Directed by: Kaouther Ben Hania
Written by: Kaouther Ben Hania
Released: February 29, 2024
Grade: B+

Four Daughters

The 96th Academy Awards are less than two weeks away and, in addition to capitalising on the popularity of the year’s best features, it’s a chance to celebrate other parts of the industry.  For example, a select number of cinemas across Australia are screening the wonderful short films, both live action and animated, which have been nominated this year.  It’s a rare chance for audiences to see “shorts” in the comfort of a big-screen theatre.

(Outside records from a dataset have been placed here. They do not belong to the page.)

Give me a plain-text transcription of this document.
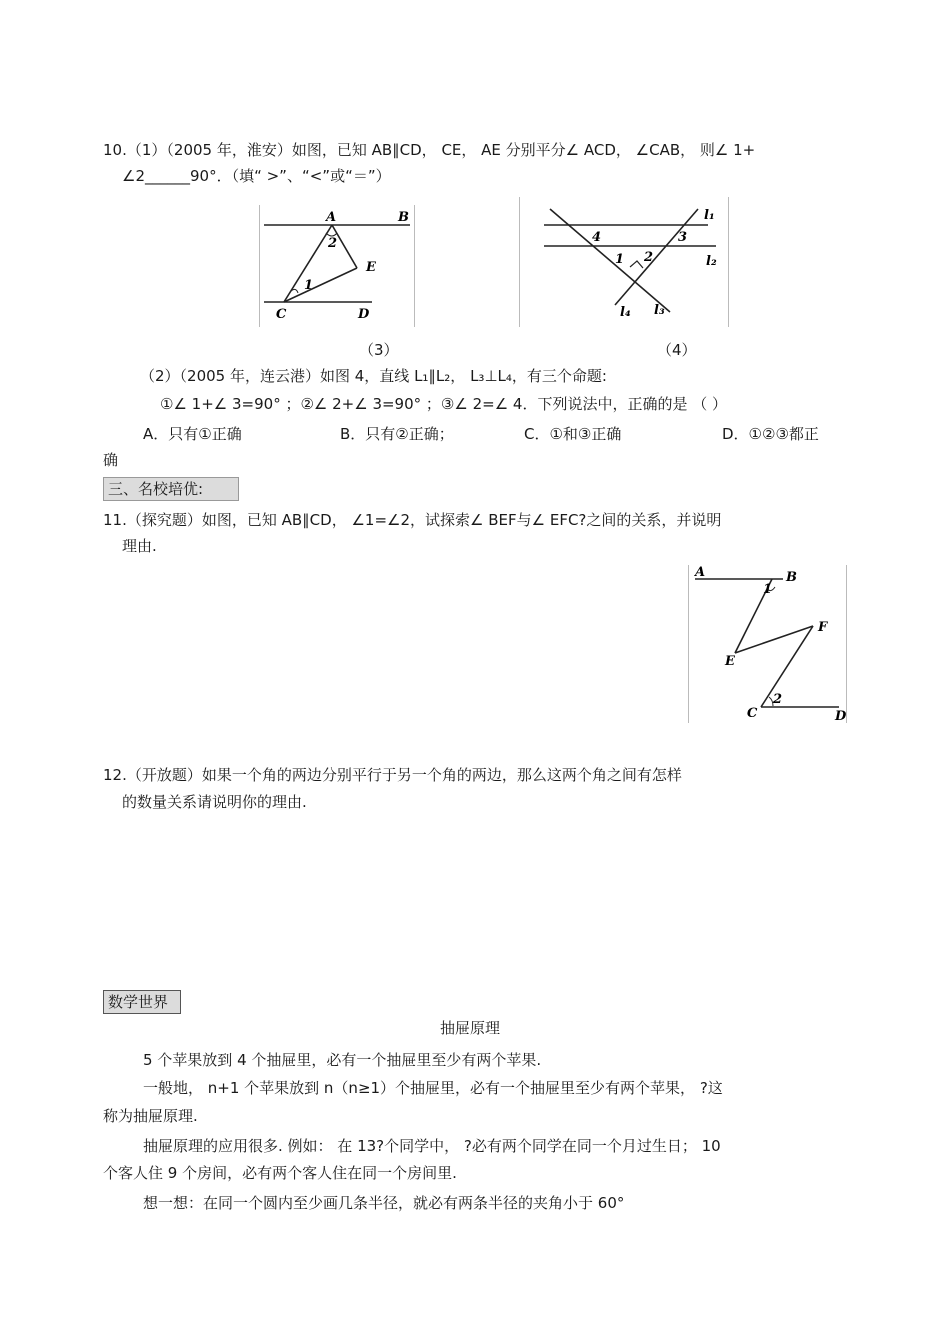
10.（1）（2005 年，淮安）如图，已知 AB∥CD， CE， AE 分别平分∠ ACD， ∠CAB， 则∠ 1+
∠2______90°．（填“ >”、“<”或“＝”）
A	B
2
E
1
C	D
l₁
4	3
l₂
1 2
l₄ l₃
（3）	（4）
（2）（2005 年，连云港）如图 4，直线 L₁∥L₂， L₃⊥L₄，有三个命题:
①∠ 1+∠ 3=90° ；②∠ 2+∠ 3=90° ；③∠ 2=∠ 4．下列说法中，正确的是 （ ）
A．只有①正确	B．只有②正确；	C．①和③正确	D．①②③都正
确
三、名校培优:
11.（探究题）如图，已知 AB∥CD， ∠1=∠2，试探索∠ BEF与∠ EFC?之间的关系，并说明
理由.
A	B
1
F
E
2
C	D
12.（开放题）如果一个角的两边分别平行于另一个角的两边，那么这两个角之间有怎样
的数量关系请说明你的理由.
数学世界
抽屉原理
5 个苹果放到 4 个抽屉里，必有一个抽屉里至少有两个苹果.
一般地， n+1 个苹果放到 n（n≥1）个抽屉里，必有一个抽屉里至少有两个苹果， ?这
称为抽屉原理.
抽屉原理的应用很多. 例如： 在 13?个同学中， ?必有两个同学在同一个月过生日； 10
个客人住 9 个房间，必有两个客人住在同一个房间里.
想一想：在同一个圆内至少画几条半径，就必有两条半径的夹角小于 60°
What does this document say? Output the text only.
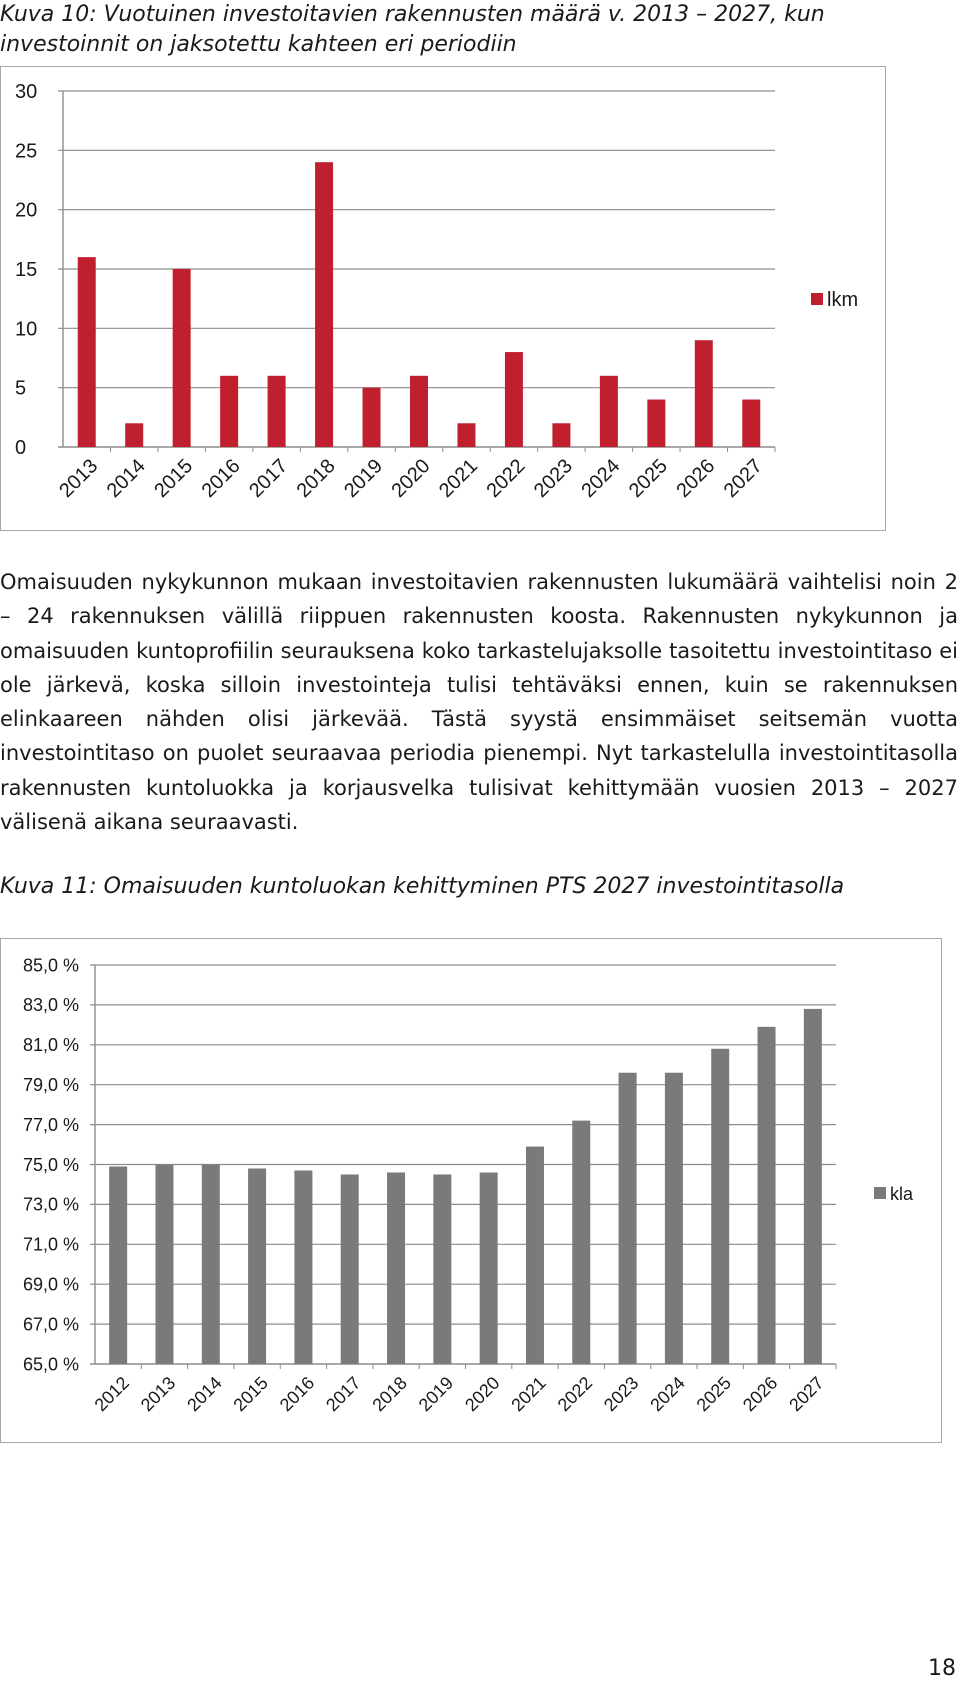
Kuva 10: Vuotuinen investoitavien rakennusten määrä v. 2013 – 2027, kun investoinnit on jaksotettu kahteen eri periodiin

0
5
10
15
20
25
30
2013 2014 2015 2016 2017 2018 2019 2020 2021 2022 2023 2024 2025 2026 2027
lkm

Omaisuuden nykykunnon mukaan investoitavien rakennusten lukumäärä vaihtelisi noin 2 – 24 rakennuksen välillä riippuen rakennusten koosta. Rakennusten nykykunnon ja omaisuuden kuntoprofiilin seurauksena koko tarkastelujaksolle tasoitettu investointitaso ei ole järkevä, koska silloin investointeja tulisi tehtäväksi ennen, kuin se rakennuksen elinkaareen nähden olisi järkevää. Tästä syystä ensimmäiset seitsemän vuotta investointitaso on puolet seuraavaa periodia pienempi. Nyt tarkastelulla investointitasolla rakennusten kuntoluokka ja korjausvelka tulisivat kehittymään vuosien 2013 – 2027 välisenä aikana seuraavasti.

Kuva 11: Omaisuuden kuntoluokan kehittyminen PTS 2027 investointitasolla

65,0 %
67,0 %
69,0 %
71,0 %
73,0 %
75,0 %
77,0 %
79,0 %
81,0 %
83,0 %
85,0 %
2012 2013 2014 2015 2016 2017 2018 2019 2020 2021 2022 2023 2024 2025 2026 2027
kla
18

The same applies to documentaries.  As proof the Academy’s eyes are opening to a world outside of the United States, 2024 marks the first time in history that all five of the nominees for best documentary feature have come from outside the United States.  The subjects include a Ugandan singer trying to become President, a Chilean journalist battling dementia, an Indian farmer seeking justice for his raped teenage daughter, and a Ukrainian documentarian chronicling the war in his home country.

The final nominee is Four Daughters.  It’s centred on Olfa, a single mother from Tunisia who, as a result of mistakes she will freely admit, saw two of her four daughters leave home and join the Islamic State in Libya.  It fractured the family (obviously) and became an international media story.  It reached a point in 2016 when Olfa was appearing on television news programs and criticising her own government in allowing Islamic State “recruiting” to take place.

Tunisian filmmaker Kaouther Ben Hania takes an interesting approach to the material.  She conducts open, honest, tear-jerking interviews with Olfa and the two younger sisters who stayed in Tunisia.  Amongst these discussions, Ban Hania includes re-enactments where hired actresses play the two older sisters and a “stand-in” mother steps into the shoes of the real-life Olfa when things become too heavy and emotional.  We also follow the actors as they prepare for scenes and understand their characters.

Instead of a straight-forward narrative, Four Daughters has the vibe of a movie which is part documentary, part dramatization, and part behind-the-scenes filmmaking.  There are times when you’re not certain which category a particular scene fits into.  Am I watching two characters argue for real… or is it prep for a scene?  As explored in the recent May December, there’s also the challenge in working out how to depict the characters (emphasis on the mother) and settle on a version of the truth that the majority can agree upon.

While I like the creative approach, I don’t think the film offers a full understanding of the two older daughters and the way they were indoctrinated into Islamic State.  Reading a few online articles, as I have done, will help fill in the knowledge gaps.  I don’t think Four Daughters will win the Oscar (20 Days in Mariupol is a firm favourite) but it’s nice to see its audacity recognised by the Academy in receiving a nomination.  Check it out.